I avoid using LLMs as a publisher and writer
LLMs in Translation and Publishing Quality
- Some publishers report dramatic gains in speed: a solo English→Korean translator can produce decent first drafts quickly and use GPT for typo/grammar cleanup, compressing book timelines to under a month.
- Others testing MT in real workflows found that meeting their quality bar required so much rework that time “savings” evaporated.
- Concerns include loss of translators’ creativity and linguistic sensitivity, weak handling of rich languages (e.g., Czech) and specialized terminology, and long‑term reputational risk for houses known for exceptional human translations.
LLMs as Writing Aids vs. Replacements
- Several posters who consider themselves strong writers see little value in LLM‑generated prose: it doesn’t add ideas, and its voice feels generic or grating.
- Others use LLMs as editors or “mediocre sounding boards”: flagging unclear passages, suggesting alternative phrasings, or breaking writer’s block, while discarding most of the actual wording.
- A debate emerges around a teenager using LLM feedback instead of parental or peer critique:
- Pro: it’s a powerful, always‑available editor that may be “better than any resource a teen has,” and feedback is emotionally safer coming from a machine.
- Con: this displaces human relationships, community (writing groups, workshops), and the growth that comes from the friction of sharing work with people.
Coding, Tools, and “Junior Dev” Analogies
- Many see LLMs as useful for boilerplate, quick examples, and code review, especially when kept within a narrow, well‑defined scope.
- Others compare them to an endlessly scalable but incompetent teammate: they generate plausible code with subtle bugs, never truly improve, and increase maintenance load.
- There’s disagreement over whether they meaningfully reduce cognitive load, or just shift effort into verification and debugging.
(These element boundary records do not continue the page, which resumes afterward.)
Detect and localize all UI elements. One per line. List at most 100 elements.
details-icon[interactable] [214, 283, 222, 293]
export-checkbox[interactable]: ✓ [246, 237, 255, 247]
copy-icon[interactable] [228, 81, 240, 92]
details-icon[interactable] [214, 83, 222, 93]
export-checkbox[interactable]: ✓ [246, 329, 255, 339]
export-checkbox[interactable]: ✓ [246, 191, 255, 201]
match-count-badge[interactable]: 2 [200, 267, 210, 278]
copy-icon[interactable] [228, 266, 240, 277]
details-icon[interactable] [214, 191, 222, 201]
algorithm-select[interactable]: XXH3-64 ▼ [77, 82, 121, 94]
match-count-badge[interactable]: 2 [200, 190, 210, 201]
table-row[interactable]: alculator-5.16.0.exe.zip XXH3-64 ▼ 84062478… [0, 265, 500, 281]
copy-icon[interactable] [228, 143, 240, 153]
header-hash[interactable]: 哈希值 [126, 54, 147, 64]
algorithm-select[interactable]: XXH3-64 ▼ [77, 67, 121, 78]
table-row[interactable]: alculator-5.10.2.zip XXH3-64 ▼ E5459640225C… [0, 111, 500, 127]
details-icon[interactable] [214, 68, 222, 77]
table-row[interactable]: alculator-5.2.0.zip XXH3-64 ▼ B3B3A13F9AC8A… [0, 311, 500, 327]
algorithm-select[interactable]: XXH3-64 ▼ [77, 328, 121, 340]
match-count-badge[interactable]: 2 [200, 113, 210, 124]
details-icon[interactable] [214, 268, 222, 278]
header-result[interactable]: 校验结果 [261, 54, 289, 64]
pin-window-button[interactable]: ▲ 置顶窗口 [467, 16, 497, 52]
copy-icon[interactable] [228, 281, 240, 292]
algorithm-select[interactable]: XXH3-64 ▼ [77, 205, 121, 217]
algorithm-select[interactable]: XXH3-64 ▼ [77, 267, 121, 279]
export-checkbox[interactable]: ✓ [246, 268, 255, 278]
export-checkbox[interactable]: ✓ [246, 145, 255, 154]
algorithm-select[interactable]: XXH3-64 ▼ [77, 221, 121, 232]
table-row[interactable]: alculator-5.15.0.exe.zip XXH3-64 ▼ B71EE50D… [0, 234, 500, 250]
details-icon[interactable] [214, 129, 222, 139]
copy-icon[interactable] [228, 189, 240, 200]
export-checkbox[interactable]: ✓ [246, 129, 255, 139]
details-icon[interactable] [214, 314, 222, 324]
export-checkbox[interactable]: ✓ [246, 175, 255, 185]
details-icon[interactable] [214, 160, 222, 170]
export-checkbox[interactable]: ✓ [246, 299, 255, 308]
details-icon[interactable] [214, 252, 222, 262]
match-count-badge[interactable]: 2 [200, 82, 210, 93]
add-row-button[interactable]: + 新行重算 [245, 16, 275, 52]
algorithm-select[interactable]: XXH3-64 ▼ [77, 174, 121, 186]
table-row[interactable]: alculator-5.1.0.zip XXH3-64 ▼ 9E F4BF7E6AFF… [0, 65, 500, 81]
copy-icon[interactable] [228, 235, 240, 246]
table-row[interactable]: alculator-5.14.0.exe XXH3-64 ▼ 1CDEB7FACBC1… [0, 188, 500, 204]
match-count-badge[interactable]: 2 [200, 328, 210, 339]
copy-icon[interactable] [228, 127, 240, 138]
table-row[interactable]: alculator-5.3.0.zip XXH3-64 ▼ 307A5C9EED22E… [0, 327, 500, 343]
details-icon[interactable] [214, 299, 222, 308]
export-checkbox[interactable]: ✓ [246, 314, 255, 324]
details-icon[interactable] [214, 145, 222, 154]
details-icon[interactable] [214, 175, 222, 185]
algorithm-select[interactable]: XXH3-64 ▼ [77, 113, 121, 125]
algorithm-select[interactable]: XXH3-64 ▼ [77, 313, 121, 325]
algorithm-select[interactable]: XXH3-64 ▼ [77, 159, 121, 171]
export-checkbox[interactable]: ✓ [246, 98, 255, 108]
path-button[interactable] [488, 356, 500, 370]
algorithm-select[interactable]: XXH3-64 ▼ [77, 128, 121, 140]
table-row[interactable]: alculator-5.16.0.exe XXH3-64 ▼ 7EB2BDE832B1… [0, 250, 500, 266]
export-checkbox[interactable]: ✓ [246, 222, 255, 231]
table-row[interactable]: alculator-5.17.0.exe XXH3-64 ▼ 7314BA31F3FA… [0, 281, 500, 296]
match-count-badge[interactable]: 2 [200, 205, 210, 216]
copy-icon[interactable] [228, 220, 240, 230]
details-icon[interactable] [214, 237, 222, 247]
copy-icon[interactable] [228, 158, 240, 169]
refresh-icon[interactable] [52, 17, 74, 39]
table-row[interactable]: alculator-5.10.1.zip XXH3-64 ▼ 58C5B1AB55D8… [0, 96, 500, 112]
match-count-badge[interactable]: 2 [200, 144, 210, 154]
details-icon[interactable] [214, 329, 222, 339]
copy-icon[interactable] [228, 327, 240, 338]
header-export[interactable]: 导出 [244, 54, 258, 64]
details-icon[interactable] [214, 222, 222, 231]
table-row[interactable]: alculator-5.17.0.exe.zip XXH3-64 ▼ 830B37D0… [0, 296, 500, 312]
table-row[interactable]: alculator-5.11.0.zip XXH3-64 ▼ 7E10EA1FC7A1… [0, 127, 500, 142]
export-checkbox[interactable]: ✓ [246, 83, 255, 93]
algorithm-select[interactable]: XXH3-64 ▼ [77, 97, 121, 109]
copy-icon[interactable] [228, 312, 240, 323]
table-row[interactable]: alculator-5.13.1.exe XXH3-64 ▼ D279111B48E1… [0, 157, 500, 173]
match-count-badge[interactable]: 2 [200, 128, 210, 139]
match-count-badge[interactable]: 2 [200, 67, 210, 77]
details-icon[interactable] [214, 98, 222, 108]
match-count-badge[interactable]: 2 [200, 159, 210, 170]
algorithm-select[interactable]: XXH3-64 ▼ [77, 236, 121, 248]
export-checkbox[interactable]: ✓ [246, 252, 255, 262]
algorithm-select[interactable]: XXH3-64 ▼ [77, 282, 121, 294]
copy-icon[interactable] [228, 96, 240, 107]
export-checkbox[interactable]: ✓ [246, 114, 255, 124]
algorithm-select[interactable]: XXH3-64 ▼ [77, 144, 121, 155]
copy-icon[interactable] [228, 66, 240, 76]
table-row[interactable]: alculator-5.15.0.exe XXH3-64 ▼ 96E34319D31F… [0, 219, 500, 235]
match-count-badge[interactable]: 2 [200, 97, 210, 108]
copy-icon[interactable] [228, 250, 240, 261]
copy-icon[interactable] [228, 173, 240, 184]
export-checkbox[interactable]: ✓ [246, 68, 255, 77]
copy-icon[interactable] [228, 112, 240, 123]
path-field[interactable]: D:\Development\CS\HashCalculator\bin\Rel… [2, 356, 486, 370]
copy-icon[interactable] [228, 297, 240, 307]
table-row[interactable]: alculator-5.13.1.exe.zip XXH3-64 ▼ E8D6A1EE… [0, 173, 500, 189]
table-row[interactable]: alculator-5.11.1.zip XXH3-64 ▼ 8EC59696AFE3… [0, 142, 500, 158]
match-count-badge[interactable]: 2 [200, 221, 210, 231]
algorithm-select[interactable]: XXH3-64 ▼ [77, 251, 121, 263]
Some feel models have plateaued or degraded; others expect major gains via specialized models and better tooling.
Creativity, Art, and Authenticity
- Multiple commenters argue that art is defined by dense, deliberate human choices; delegating large chunks to a model makes work feel thin and “decompressed.”
- LLMs are framed as fundamentally extractive (mining existing culture), well‑suited to constrained tasks like translation, tagging, and summarization, but not to genuine creative thought.
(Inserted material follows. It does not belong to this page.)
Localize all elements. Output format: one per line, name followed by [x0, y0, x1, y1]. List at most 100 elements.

- Some readers now assume most online text is AI‑tainted and find this erodes trust and enjoyment; others predict average consumers won’t care as long as outputs are polished.
Skill Levels, Atrophy, and “Being Left Behind”
- For top‑tier writers, LLM output feels clearly inferior; for median or weaker writers, it may match or exceed their own capabilities, which explains much of the enthusiasm.
- There’s worry that long‑term reliance will atrophy people’s expressive and critical‑thinking skills, “median‑izing” voices.
- A recurring clash: one side insists AI adoption is inevitable and non‑users will be “left behind;” the other cites past hype cycles (crypto, VR, etc.), rejects inevitability rhetoric, and prioritizes maintaining human craft even at lower income or speed.